Reflection for Trinity Sunday
In 1982, Marina Nemat was a 16-year-old living with her parents in Tehran when she found herself swept up in the cruel political reprisals of the Islamic revolution in her country. Charged with betraying the revolution for articles she wrote for her secondary school newspaper, Marina spent more than two years in Iran’s notorious Evin Prison where she was tortured, threatened with execution, lost many friends to state-sponsored violence, and forced to marry her prison interrogator. In two memoirs, Prisoner of Tehran and After Tehran, Marina recounts her experience in prison and the long road to reclaiming her life.
In her second memoir, she recounts her struggle to build a new life for herself in Canada as a wife and mother. She writes how, in prison and now as an adult, her Christian understanding of God has been an anchor for her.
“The way I see Jesus has not changed much at all since I was a child, but my imprisonment and all that followed made me love Him even more. His being the Son of God makes sense to me because I believe God to be loving, just, forgiving, and merciful. I also believe that He respects free will. After all, He has given it to us so that we can choose to love or hate Him, do good or evil. But is it fair for a loving God to sit on His throne in Heaven and let us struggle and suffer on our own? Would any good father abandon his children this way? It makes perfect sense to me that God decided to come among us, live like us, and die a horribly painful death after being tortured. This is a God I can love with all my heart.

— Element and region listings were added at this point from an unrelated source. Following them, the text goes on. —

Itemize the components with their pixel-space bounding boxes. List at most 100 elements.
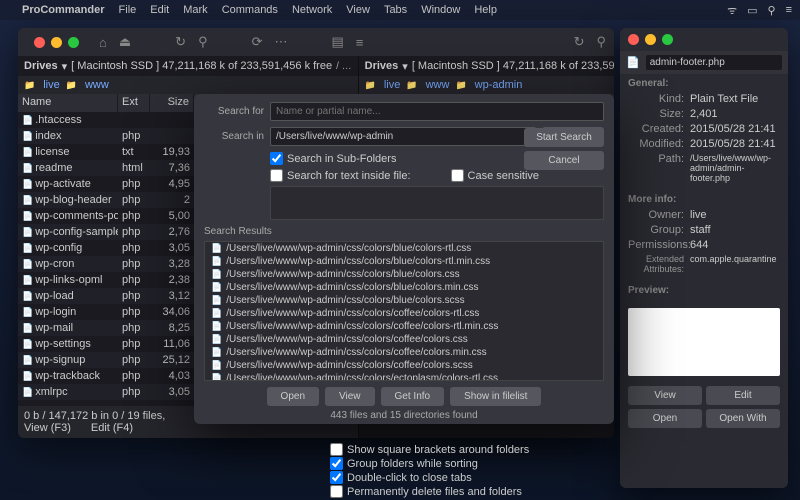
filename-field[interactable]: admin-footer.php [646,55,782,70]
minimize-button[interactable] [645,34,656,45]
result-showinlist-button[interactable]: Show in filelist [450,387,541,406]
dots-icon[interactable]: ⋯ [275,34,288,50]
info-edit-button[interactable]: Edit [706,386,780,405]
battery-icon[interactable]: ▭ [747,4,757,17]
col-size[interactable]: Size [150,94,194,112]
result-row[interactable]: /Users/live/www/wp-admin/css/colors/coff… [205,320,603,333]
result-row[interactable]: /Users/live/www/wp-admin/css/colors/ecto… [205,372,603,381]
options-panel: Show square brackets around folders Grou… [330,442,529,499]
results-heading: Search Results [204,226,604,237]
kind-value: Plain Text File [690,93,780,105]
right-pathbar[interactable]: live www wp-admin [359,76,614,94]
modified-label: Modified: [628,138,684,150]
result-row[interactable]: /Users/live/www/wp-admin/css/colors/blue… [205,268,603,281]
info-open-button[interactable]: Open [628,409,702,428]
opt-brackets[interactable]: Show square brackets around folders [330,443,529,456]
search-dialog: Search for Search in Browse... Start Sea… [194,94,614,424]
minimize-button[interactable] [51,37,62,48]
edit-button[interactable]: Edit (F4) [91,422,133,434]
wifi-icon[interactable]: ᯤ [727,3,737,18]
result-getinfo-button[interactable]: Get Info [381,387,445,406]
opt-dblclick[interactable]: Double-click to close tabs [330,471,529,484]
info-header: 📄 admin-footer.php [620,51,788,74]
opt-permdelete[interactable]: Permanently delete files and folders [330,485,529,498]
path-value: /Users/live/www/wp-admin/admin-footer.ph… [690,153,780,183]
list-icon[interactable]: ≡ [356,35,364,50]
menu-help[interactable]: Help [474,4,497,16]
path-seg[interactable]: www [85,79,109,91]
search-in-label: Search in [204,131,264,142]
result-row[interactable]: /Users/live/www/wp-admin/css/colors/coff… [205,359,603,372]
menu-edit[interactable]: Edit [150,4,169,16]
refresh-right-icon[interactable]: ↻ [574,34,585,50]
menu-commands[interactable]: Commands [222,4,278,16]
search-text-box[interactable] [270,186,604,220]
menu-mark[interactable]: Mark [183,4,207,16]
cancel-button[interactable]: Cancel [524,151,604,170]
start-search-button[interactable]: Start Search [524,128,604,147]
result-row[interactable]: /Users/live/www/wp-admin/css/colors/blue… [205,255,603,268]
path-seg[interactable]: live [43,79,60,91]
right-drivebar[interactable]: Drives ▾ [ Macintosh SSD ] 47,211,168 k … [359,56,614,76]
search-status: 443 files and 15 directories found [204,410,604,421]
created-label: Created: [628,123,684,135]
result-row[interactable]: /Users/live/www/wp-admin/css/colors/blue… [205,294,603,307]
maximize-button[interactable] [662,34,673,45]
left-drivebar[interactable]: Drives ▾ [ Macintosh SSD ] 47,211,168 k … [18,56,358,76]
menu-file[interactable]: File [119,4,137,16]
left-pathbar[interactable]: live www [18,76,358,94]
result-view-button[interactable]: View [325,387,375,406]
group-label: Group: [628,224,684,236]
drive-info: [ Macintosh SSD ] 47,211,168 k of 233,59… [71,60,332,72]
result-row[interactable]: /Users/live/www/wp-admin/css/colors/blue… [205,242,603,255]
file-icon: 📄 [626,56,640,69]
search-in-input[interactable] [270,127,536,146]
result-row[interactable]: /Users/live/www/wp-admin/css/colors/blue… [205,281,603,294]
text-inside-check[interactable]: Search for text inside file: [270,169,411,182]
owner-value: live [690,209,780,221]
home-icon[interactable]: ⌂ [99,35,107,50]
perm-label: Permissions: [628,239,684,251]
col-name[interactable]: Name [18,94,118,112]
col-ext[interactable]: Ext [118,94,150,112]
search-toolbar-icon[interactable]: ⚲ [198,34,208,50]
path-seg[interactable]: www [426,79,450,91]
search-icon[interactable]: ⚲ [768,4,776,17]
sync-icon[interactable]: ⟳ [252,34,263,50]
menu-tabs[interactable]: Tabs [384,4,407,16]
close-button[interactable] [34,37,45,48]
case-check[interactable]: Case sensitive [451,169,540,182]
results-list[interactable]: /Users/live/www/wp-admin/css/colors/blue… [204,241,604,381]
result-row[interactable]: /Users/live/www/wp-admin/css/colors/coff… [205,346,603,359]
path-label: Path: [628,153,684,183]
menu-icon[interactable]: ≡ [786,4,792,16]
result-row[interactable]: /Users/live/www/wp-admin/css/colors/coff… [205,307,603,320]
info-view-button[interactable]: View [628,386,702,405]
kind-label: Kind: [628,93,684,105]
path-seg[interactable]: wp-admin [475,79,523,91]
refresh-icon[interactable]: ↻ [175,34,186,50]
search-for-input[interactable] [270,102,604,121]
opt-group[interactable]: Group folders while sorting [330,457,529,470]
search-right-icon[interactable]: ⚲ [596,34,606,50]
menu-view[interactable]: View [346,4,370,16]
preview-box [628,308,780,376]
disk-icon[interactable]: ⏏ [119,34,131,50]
view-button[interactable]: View (F3) [24,422,71,434]
menu-window[interactable]: Window [421,4,460,16]
menu-network[interactable]: Network [292,4,332,16]
owner-label: Owner: [628,209,684,221]
close-button[interactable] [628,34,639,45]
more-heading: More info: [628,194,780,205]
app-name[interactable]: ProCommander [22,4,105,16]
subfolders-check[interactable]: Search in Sub-Folders [270,152,396,165]
result-open-button[interactable]: Open [267,387,319,406]
maximize-button[interactable] [68,37,79,48]
info-openwith-button[interactable]: Open With [706,409,780,428]
info-window: 📄 admin-footer.php General: Kind: Plain T… [620,28,788,488]
result-row[interactable]: /Users/live/www/wp-admin/css/colors/coff… [205,333,603,346]
panel-icon[interactable]: ▤ [332,34,344,50]
general-heading: General: [628,78,780,89]
created-value: 2015/05/28 21:41 [690,123,780,135]
path-seg[interactable]: live [384,79,401,91]
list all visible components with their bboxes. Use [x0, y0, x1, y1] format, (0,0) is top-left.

A God who sets an example.
A God who has bled and whose heart has been broken. This is who Jesus is to me. I don’t pretend that I understand the Holy Trinity. But I understand love and sacrifice. I understand faithfulness.”
This Solemnity of the Holy Trinity focuses on the ways in which we encounter God in our lives: the Father and Creator of all life, the Son and Redeemer who reveals to us the unfathomable love of God; the Spirit, the love of God that makes us families and communities.
But when it comes to a description of God, even the greatest theologian is left babbling, for human language can never ultimately capture God’s essence. Our less-than-perfect metaphors do help us begin to grasp that Love is the heart of our Trinitarian faith: the Love who created our world and fashioned it with care; the Love who passionately desired to become one of us; the Love who could never leave us but remains with us, illuminating every moment of our existence. It is that Love who enables Marina Nemat to reclaim her life after her cruel imprisonment; it is that Love who enables us to constantly reclaim our own.
As we celebrate this Feast of the Holy Trinity may we open our eyes, our senses and our consciousness to behold God’s presence in our midst in real and holy ways and to realize our simple but profound identity as children of God.